Republic or Empire?
Saratoga Springs, N.Y.
Nation readers weary of witnessing the agonies of an empire in crisis should welcome “Pariah’s Progress” [Sept. 17], Jackson Lears’s illuminating review of Christopher McKnight Nichols’s new study of twentieth-century anti-interventionist and anti-imperialist advocacy. Unfortunately, Lears, a gifted and influential scholar, has been surprisingly careless in depicting the decisions and initiatives that provoked those responses.
Four decisions bear citing: (1) the 1898 decision to go to war with Spain; (2) the 1898 annexation of the Philippines; (3) the 1917 intervention in the European War; and (4) the 1919 proposal to join the League of Nations.
On the first two, Lears repeats the perennially popular but dangerously wrongheaded view that war with Spain and the annexation of the Philippines were driven by Theodore Roosevelt and his “large policy cronies.” Absent is any mention of the principal “decider” on both questions, President McKinley. More than four decades ago, Walter LaFeber and Thomas McCormick argued persuasively that McKinley took the country to war on his own terms; that he framed the issue as one of restoring political stability to Cuba, which was seen as imperative if the US economy was to recover from the depression of the 1890s.
That wrenching experience, which severely tested the country’s political and social fabric, also forms the context for understanding McKinley’s decision to annex the Philippines. As is clear from the record of his discussion with his peace commissioners, the importance of Manila for seizing commercial opportunities in China was central and reflected the perceived need for expanding US markets as a hedge against a future economic downturn. The record also reveals that McKinley had no enthusiasm for new territory as such.

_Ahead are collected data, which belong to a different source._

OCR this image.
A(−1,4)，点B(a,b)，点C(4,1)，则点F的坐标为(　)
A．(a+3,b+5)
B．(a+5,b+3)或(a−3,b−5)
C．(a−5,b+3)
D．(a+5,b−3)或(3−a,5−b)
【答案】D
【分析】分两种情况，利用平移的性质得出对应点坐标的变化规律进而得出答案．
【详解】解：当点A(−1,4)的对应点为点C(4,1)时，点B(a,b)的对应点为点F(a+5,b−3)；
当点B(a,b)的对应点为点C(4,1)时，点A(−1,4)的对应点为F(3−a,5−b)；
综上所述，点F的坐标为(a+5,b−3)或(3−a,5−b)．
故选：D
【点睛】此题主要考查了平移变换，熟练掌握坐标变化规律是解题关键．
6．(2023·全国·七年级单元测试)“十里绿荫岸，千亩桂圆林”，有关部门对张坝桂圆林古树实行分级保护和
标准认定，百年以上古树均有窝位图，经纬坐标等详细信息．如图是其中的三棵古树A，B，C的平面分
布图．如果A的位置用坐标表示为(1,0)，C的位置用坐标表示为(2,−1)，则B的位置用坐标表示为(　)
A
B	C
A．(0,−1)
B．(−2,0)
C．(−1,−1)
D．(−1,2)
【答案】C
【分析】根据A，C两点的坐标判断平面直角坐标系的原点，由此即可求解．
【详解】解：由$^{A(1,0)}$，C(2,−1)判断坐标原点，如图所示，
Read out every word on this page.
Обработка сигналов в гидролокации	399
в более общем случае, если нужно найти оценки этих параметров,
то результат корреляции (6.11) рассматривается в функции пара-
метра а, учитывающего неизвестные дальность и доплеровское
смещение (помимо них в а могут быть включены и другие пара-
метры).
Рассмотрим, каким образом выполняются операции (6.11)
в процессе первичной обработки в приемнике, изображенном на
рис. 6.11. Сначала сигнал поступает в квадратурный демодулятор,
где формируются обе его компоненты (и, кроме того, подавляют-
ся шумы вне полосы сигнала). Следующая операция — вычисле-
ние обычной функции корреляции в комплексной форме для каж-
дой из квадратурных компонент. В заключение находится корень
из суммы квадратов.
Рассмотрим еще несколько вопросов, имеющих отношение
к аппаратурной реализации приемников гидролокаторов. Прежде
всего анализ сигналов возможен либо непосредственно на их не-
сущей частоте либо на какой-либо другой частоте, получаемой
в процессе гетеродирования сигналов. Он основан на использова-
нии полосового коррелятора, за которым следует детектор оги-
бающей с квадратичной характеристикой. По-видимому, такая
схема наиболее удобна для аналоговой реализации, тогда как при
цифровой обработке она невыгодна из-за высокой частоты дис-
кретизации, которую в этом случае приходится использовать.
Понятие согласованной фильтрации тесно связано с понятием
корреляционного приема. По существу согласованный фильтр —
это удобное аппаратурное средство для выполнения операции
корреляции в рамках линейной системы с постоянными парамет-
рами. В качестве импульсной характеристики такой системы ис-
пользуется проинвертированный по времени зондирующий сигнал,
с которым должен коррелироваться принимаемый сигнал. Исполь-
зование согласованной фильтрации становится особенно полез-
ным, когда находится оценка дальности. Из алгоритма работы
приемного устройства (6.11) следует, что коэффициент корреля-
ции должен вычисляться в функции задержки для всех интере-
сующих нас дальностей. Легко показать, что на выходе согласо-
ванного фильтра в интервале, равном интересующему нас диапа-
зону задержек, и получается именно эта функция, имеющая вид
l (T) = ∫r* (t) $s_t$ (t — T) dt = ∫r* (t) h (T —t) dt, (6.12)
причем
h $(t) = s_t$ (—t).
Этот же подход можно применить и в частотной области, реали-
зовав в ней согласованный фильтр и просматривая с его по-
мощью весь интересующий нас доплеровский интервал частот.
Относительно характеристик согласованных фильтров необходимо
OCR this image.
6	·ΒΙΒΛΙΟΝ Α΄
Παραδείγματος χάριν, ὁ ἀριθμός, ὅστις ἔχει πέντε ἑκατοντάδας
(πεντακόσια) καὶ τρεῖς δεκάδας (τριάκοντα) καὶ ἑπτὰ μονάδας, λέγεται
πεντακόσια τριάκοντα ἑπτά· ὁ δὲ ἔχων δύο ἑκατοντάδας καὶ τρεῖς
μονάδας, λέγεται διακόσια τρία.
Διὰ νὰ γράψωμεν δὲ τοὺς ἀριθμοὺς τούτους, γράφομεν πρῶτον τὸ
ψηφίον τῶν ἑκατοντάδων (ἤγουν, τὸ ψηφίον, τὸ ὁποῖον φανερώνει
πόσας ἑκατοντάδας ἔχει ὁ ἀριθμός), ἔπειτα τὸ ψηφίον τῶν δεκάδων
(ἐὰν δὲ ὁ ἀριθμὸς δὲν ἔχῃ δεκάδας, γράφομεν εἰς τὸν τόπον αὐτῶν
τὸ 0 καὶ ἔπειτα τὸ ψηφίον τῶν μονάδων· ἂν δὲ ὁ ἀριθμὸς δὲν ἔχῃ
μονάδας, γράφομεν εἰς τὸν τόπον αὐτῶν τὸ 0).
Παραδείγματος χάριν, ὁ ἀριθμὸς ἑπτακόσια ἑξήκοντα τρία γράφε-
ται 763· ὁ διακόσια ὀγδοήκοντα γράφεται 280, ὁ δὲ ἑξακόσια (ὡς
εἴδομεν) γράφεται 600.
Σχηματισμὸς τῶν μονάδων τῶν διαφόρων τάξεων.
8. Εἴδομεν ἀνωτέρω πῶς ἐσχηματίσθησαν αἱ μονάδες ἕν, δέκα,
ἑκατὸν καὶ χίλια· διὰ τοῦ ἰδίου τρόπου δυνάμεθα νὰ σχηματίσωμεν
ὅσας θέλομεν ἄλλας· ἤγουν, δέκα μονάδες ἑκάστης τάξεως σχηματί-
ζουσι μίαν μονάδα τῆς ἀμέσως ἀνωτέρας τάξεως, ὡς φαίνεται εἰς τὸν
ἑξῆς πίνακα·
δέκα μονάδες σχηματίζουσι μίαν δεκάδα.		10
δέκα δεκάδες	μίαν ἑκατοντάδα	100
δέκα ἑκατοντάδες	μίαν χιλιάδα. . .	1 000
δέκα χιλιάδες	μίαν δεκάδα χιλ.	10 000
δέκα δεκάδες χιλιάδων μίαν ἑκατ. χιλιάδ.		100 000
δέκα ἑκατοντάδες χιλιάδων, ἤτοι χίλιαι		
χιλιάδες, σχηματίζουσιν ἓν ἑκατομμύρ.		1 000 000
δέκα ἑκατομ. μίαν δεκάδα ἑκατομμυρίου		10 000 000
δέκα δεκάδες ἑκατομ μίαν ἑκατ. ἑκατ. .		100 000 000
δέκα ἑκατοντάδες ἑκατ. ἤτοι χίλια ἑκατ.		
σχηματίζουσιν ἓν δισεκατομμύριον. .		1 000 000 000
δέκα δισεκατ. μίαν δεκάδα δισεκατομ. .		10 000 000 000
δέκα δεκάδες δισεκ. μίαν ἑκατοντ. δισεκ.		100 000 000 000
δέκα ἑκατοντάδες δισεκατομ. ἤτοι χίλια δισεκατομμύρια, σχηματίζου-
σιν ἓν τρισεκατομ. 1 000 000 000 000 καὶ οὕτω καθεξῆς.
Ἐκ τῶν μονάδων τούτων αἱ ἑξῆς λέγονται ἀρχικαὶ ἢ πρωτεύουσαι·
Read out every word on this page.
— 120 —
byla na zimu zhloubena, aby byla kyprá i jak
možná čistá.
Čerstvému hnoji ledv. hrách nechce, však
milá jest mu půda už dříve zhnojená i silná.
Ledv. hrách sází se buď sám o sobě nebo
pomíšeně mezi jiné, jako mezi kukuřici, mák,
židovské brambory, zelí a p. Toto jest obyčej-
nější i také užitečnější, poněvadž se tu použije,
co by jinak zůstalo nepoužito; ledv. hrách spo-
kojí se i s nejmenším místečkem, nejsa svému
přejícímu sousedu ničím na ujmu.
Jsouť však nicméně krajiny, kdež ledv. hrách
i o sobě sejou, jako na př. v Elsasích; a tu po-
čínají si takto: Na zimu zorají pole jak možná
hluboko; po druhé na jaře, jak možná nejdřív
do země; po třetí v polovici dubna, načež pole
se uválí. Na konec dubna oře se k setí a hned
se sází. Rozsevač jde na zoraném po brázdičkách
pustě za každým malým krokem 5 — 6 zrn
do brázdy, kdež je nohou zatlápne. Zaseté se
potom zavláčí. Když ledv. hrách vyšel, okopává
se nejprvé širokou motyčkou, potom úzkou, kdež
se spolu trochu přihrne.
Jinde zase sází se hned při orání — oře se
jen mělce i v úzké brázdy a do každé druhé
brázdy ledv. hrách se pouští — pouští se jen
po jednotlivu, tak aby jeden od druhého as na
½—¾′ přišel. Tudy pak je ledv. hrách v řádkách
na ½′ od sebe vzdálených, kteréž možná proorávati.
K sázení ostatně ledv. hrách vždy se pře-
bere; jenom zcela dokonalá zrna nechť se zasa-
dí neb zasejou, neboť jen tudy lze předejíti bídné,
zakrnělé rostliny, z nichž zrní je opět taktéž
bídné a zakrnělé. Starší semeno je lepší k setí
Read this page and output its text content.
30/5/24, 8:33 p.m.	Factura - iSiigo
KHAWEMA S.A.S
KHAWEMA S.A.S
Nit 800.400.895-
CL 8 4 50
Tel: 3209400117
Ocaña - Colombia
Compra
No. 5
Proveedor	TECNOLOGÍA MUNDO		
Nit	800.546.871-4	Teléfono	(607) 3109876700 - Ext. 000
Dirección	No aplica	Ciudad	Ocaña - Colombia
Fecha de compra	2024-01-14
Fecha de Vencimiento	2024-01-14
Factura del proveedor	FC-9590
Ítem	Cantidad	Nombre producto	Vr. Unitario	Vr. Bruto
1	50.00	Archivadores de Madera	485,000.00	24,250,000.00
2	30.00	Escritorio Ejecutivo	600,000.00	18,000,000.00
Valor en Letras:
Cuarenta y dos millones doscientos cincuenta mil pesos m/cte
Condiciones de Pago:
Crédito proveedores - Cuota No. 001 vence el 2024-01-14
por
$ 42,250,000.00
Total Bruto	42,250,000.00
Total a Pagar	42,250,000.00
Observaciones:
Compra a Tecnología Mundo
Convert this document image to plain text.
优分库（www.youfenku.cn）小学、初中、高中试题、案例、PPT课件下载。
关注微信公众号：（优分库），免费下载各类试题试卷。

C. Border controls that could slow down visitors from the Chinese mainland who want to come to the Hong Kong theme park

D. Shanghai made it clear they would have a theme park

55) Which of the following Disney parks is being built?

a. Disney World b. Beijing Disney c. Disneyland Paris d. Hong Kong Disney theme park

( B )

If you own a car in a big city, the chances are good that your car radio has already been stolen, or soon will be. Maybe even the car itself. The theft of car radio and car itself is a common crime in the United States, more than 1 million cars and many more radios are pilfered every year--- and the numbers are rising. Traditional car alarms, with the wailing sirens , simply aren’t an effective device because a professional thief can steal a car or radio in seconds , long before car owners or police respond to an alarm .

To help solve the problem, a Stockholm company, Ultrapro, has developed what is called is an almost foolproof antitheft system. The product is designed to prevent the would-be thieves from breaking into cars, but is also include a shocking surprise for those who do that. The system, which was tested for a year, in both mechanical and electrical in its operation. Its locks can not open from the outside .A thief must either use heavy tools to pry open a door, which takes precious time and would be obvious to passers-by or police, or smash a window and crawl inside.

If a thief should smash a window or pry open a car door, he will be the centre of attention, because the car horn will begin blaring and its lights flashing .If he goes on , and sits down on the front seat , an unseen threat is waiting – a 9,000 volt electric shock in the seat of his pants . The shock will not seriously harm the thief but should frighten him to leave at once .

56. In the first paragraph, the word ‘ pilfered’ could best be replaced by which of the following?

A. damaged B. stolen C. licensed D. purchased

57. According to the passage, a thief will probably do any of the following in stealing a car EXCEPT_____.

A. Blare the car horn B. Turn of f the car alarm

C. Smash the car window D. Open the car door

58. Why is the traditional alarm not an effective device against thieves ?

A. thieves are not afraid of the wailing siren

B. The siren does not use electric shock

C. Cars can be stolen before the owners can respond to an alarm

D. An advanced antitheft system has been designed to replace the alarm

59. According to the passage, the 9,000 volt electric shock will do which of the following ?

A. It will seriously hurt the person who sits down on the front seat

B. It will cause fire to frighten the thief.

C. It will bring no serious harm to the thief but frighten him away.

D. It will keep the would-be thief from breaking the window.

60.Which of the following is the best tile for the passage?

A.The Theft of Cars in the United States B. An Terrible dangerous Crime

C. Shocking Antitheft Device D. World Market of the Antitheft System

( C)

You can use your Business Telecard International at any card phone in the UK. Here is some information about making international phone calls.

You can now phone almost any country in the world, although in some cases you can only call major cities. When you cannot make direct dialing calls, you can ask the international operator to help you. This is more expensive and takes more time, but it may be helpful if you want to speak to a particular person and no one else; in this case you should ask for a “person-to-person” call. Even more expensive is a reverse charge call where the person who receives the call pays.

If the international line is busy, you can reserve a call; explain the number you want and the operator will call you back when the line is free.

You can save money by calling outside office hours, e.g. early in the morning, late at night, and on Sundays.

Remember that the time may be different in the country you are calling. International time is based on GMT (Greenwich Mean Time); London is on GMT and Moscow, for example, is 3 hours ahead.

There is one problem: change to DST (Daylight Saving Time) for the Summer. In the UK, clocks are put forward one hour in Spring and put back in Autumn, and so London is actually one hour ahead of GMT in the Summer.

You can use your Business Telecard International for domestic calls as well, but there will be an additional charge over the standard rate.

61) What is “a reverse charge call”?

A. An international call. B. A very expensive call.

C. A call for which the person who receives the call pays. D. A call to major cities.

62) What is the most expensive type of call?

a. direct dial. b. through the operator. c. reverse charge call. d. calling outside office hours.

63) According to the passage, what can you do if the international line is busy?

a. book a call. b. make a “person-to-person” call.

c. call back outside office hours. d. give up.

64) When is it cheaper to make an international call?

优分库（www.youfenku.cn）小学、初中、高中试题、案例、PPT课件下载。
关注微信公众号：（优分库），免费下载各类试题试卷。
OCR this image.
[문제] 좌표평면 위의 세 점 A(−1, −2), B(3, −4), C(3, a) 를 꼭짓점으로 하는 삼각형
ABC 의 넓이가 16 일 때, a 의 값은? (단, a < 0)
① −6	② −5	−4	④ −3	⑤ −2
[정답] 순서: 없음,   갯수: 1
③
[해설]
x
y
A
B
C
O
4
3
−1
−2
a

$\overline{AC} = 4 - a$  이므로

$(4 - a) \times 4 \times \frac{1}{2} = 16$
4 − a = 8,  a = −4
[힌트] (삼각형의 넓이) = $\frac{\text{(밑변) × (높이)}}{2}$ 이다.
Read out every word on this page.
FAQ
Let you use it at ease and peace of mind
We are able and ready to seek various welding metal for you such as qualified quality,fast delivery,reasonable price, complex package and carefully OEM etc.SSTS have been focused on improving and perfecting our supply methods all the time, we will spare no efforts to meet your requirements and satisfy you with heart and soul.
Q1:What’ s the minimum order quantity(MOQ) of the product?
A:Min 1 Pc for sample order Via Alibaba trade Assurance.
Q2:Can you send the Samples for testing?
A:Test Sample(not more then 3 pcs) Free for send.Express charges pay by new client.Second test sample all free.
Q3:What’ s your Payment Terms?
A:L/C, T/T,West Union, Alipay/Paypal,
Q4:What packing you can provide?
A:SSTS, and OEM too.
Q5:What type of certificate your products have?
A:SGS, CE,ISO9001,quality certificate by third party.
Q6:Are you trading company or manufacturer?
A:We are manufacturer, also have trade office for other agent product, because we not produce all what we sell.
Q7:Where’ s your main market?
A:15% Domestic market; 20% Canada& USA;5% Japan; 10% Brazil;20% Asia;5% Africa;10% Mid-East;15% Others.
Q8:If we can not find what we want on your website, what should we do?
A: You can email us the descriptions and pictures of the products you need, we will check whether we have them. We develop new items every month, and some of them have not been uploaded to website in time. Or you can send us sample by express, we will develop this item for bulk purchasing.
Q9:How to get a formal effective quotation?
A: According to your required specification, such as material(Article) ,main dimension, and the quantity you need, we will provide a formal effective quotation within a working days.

And what of Theodore Roosevelt? Although the president valued his young assistant secretary of the Navy’s energy and intelligence, Roosevelt was not part of McKinley’s inner circle on policy matters.
Lears is also misleading about US intervention in World War I. He speaks of “Woodrow Wilson’s crusade to make the world ‘safe for democracy,’” leaving uninformed readers with the impression that rhetoric used to rally the country in 1917 fully encompassed the forces behind the president’s decision. But the record shows that the impact of the European War on the US economy—evidenced in part by the precipitous collapse of the cotton market—formed the essential context for administration decision-making. In response to the sharp market disruptions in 1914, Wilson bent the rules of officially proclaimed US neutrality so as to link the US economy to the Allied war effort. This resulted in almost unprecedented prosperity. It also ensured that US ships would become targets for German submarine attacks, propelling Wilson to call for intervention.
Concurrently, economic disruptions caused by the war drove home the lesson that international peace and stability were essential for an economy increasingly intertwined with world markets. It then became imperative to ensure against a repeat of the breakdown of peace in 1914. The upshot was not only the idea of a League of Nations but also the realization that implementing that idea would require a seat at the peace conference. Wilson could claim this seat only if the country participated in the war. Thus, in 1917, as in 1898, economics must be seen as an essential part of what has driven the United States toward war and empire.
Although Wilson preferred to speak in the idiom of idealism, evidence suggests that he understood the connection between the League of Nations and the US economy. In a conversation with a trusted senior adviser after he had lost the fight for US participation in the league, Wilson observed that, setting aside idealism, he believed the league offered the only way to stabilize and rehabilitate the world that US welfare and prosperity depended on.